Why Java Migration Benchmarks Were Left Behind
Most AI coding benchmarks—like HumanEval or SWE-bench—focus on small, standalone problems: write a function, fix a bug. That's fine for measuring basic coding chops. But enterprise Java migrations are a different beast. They involve sprawling codebases, strict type systems, legacy patterns like JSP scriptlets or EJB entity beans, and dependency injection nuances. No benchmark has touched this space seriously. The closest is SWE-bench's repository-level issues, but those rarely span multiple files or require deep framework knowledge.
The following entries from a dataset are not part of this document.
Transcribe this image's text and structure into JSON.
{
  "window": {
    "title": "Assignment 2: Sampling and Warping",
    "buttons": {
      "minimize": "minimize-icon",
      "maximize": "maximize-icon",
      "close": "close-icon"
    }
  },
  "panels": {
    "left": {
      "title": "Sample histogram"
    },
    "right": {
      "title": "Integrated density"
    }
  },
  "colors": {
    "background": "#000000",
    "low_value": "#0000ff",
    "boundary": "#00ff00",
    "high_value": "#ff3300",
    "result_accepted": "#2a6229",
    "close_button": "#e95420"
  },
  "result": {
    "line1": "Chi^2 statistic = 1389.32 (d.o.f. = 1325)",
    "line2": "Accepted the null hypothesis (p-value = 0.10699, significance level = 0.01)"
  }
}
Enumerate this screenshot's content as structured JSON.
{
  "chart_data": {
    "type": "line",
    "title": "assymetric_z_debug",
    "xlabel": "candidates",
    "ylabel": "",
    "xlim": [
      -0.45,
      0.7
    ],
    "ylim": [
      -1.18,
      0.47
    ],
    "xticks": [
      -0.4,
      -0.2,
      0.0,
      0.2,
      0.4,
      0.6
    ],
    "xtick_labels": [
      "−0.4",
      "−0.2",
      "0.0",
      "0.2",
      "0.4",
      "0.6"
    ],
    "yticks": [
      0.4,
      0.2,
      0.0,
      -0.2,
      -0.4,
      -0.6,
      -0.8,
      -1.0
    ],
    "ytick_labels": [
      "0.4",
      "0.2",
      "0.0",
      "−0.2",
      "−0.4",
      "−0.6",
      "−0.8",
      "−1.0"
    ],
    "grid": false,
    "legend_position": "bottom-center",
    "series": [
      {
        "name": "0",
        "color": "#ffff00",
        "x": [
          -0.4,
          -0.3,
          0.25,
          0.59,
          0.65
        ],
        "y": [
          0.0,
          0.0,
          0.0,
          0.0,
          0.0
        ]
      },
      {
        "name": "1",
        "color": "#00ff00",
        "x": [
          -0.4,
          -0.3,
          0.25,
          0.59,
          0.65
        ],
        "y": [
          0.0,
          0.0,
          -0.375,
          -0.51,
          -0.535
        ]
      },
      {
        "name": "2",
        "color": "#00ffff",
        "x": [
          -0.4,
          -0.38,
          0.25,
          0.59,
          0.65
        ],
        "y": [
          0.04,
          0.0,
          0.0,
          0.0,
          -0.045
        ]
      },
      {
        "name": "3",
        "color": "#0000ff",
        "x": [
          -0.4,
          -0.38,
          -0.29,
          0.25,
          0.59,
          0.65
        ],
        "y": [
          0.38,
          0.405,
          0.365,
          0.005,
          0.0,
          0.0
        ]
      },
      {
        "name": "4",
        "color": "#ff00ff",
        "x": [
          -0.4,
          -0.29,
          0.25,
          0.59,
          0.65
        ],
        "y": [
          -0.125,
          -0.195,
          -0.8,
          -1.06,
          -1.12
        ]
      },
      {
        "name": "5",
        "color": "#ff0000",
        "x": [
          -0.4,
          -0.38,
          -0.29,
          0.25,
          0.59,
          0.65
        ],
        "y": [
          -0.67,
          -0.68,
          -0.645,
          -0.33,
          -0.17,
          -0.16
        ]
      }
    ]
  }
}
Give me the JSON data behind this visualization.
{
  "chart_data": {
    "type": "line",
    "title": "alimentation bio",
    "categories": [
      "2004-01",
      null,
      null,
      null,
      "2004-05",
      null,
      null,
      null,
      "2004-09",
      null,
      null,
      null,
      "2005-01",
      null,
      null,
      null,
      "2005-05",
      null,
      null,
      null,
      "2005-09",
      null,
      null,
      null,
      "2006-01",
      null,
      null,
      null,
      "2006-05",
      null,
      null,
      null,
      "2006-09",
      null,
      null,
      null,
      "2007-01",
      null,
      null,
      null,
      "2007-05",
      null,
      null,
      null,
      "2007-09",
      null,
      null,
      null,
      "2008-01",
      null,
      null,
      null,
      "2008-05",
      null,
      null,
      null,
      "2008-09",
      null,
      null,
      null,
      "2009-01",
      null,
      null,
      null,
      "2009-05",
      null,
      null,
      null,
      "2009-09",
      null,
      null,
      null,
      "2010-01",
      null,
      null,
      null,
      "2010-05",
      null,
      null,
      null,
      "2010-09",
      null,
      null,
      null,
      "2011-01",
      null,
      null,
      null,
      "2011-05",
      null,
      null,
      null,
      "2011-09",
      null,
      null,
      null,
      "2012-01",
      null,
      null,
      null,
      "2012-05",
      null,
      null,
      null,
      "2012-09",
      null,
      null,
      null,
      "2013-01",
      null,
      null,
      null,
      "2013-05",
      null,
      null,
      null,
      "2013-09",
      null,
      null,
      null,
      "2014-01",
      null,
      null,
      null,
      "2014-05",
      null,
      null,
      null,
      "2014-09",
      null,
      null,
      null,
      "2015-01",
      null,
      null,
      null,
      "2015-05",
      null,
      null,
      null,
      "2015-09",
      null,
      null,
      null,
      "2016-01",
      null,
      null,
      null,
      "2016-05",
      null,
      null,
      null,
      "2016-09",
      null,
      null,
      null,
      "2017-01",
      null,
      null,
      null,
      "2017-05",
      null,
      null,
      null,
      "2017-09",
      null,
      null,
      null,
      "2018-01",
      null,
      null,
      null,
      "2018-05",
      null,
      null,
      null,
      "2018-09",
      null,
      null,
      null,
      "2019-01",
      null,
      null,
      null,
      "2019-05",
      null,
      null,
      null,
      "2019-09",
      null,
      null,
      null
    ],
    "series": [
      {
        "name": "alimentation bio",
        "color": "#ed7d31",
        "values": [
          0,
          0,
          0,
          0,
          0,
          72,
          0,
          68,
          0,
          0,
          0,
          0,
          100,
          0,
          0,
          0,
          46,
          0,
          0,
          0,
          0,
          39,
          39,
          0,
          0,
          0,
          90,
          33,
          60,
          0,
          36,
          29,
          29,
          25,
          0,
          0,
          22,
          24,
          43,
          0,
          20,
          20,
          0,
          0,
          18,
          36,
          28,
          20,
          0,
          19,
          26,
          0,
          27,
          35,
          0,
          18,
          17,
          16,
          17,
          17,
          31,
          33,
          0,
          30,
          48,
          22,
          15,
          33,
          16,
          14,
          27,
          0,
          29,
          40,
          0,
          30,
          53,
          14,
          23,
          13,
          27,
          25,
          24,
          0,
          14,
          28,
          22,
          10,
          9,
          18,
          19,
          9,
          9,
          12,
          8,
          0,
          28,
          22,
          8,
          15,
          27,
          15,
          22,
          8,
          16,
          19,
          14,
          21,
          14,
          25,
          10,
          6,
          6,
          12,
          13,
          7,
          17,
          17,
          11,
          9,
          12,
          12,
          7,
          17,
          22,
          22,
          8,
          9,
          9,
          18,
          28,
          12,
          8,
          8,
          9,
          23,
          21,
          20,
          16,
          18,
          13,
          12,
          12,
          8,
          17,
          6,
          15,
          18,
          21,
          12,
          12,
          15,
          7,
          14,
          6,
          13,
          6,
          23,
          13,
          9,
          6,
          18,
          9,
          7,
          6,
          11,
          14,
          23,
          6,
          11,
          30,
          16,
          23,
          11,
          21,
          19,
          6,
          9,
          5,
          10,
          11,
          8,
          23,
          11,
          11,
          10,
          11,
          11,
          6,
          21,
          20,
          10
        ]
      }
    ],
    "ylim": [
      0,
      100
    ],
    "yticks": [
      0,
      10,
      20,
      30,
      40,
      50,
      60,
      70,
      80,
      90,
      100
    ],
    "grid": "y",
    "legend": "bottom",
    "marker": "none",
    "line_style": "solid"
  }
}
Meanwhile, real enterprises spend millions of dollars and months of developer time migrating from Struts to something modern. Acroynms like Spring Boot have been around for over a decade, yet many banks and insurers are still on JSP. So the field needed this—a measure of whether agents can really handle the grimy, real-world work that makes developers cry.
What This Means for Enterprise AI Adoption
If agents can score well on ScarfBench, that's a green light for enterprises to start trusting AI on their messy monoliths. A 40% cost reduction in migration projects is plausible if you can automate 70% of the boilerplate. But here's the kicker: the benchmark reveals whether agents can actually *reason* about framework idioms, not just paste Stack Overflow snippets. For example, migrating a JSP custom tag to Thymeleaf dialect requires understanding both tag APIs and template engine semantics. That's a reasoning task, not a retrieval one. The big winners might be IDE vendors like JetBrains or IBM (via watsonx Code Assistant) who integrate agentic workflows directly into enterprise tooling. Of course, no agent has been reported to score above 60% accuracy yet. That's telling.
Open Questions: Generalization, Cheating, and Real Costs
ScarfBench tests exactly three migration paths. What about AngularJS to React? .NET to Java? The benchmark is a start, but it's narrow. Also, the sandbox environment might leak information—agents could memorize task patterns rather than learn migration principles. The creators claim they have a held-out 'evaluation set' of unseen tasks, but no details yet on how they prevent overfitting. Then there's the cost: running each agent on 50 tasks with Docker and network access could rack up hundreds of dollars. That prices out hobbyists and startups. HuggingFace says they'll release a smaller subset, but that undermines statistical reliability. Finally, what constitutes a 'pass'? Is it exact byte-for-byte match of the reference migration, or just passing the test suite? The paper leans toward test-passing plus structural similarity, but the threshold is fuzzy.